Rather than randomly apply cybersecurity measures, companies should narrow the focus of its cybersecurity program by tailoring it around potential legal liability. Of course, it is crucial to implement general cybersecurity to protect the company’s network from malicious attacks and intrusions, but it is also important to understand that some types of data require additional security, procedures for destruction, processes for obtaining appropriate consent and access, and other requirements depending on applicable privacy laws. Such requirements should be addressed in a comprehensive cybersecurity program.

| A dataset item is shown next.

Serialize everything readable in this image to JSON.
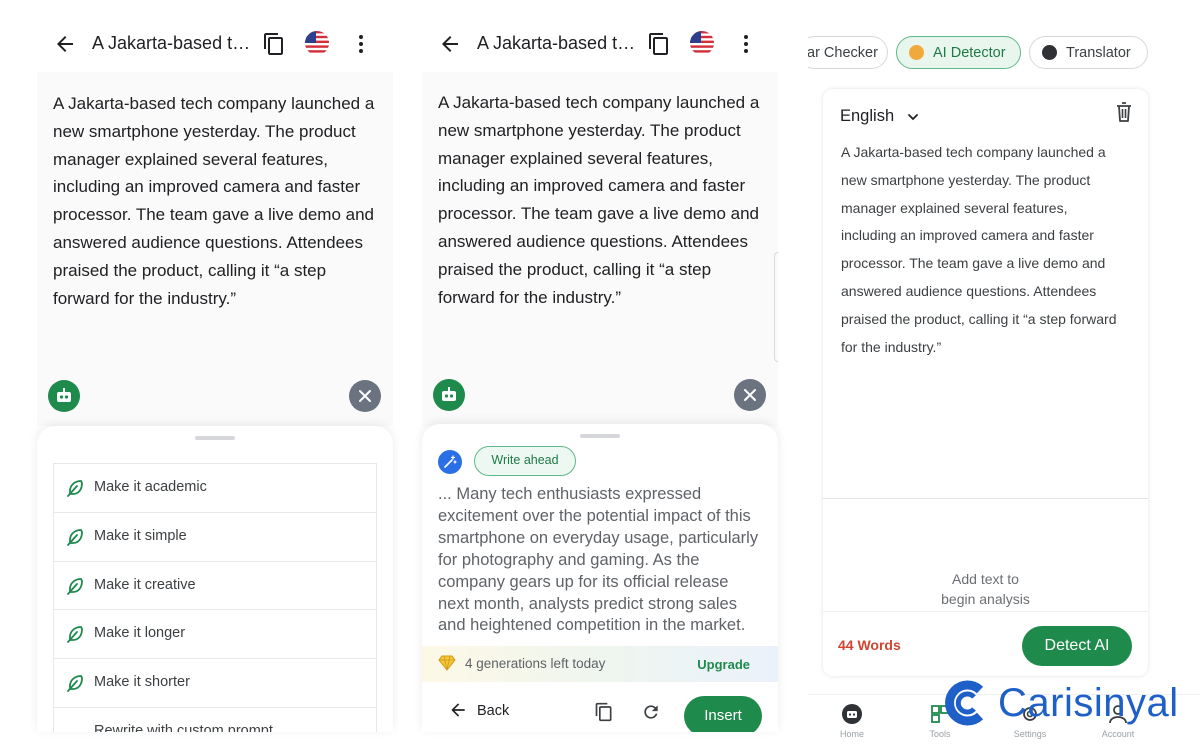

Consider basic home security. We put locks on the outward facing doors and windows to protect ourselves and our belongings. Many of us even install alarm systems. We put locks on bathroom doors to protect privacy. But do we put locks on all doors? For some reason, we do not put locks on closet doors. It is another door, yet not deserving of a lock because of the general understanding about how closets are used and the expectations of privacy and security within a closet. Of course, you could add a lock to your closet door. Nothing is stopping you. You could add locks to every single door and cabinet in the house. But this would be unnecessary and inconvenient. Could you imagine having to unlock a cabinet door to get a cup for water? Even though it is possible, we simply do not need locks on every door and cabinet.
Unlike the common sense we share about home security and physical privacy, cybersecurity and data privacy are less intuitive. The good news is that rather than rely on common intuition, we have privacy laws to guide us in determining which doors in the cyber world require locks so that we are not wasting resources by installing locks that unnecessary and inconvenient.
Having a cybersecurity program without considering privacy law might not only be a waste of money, but it could also miss the target and leave your company exposed to legal liability.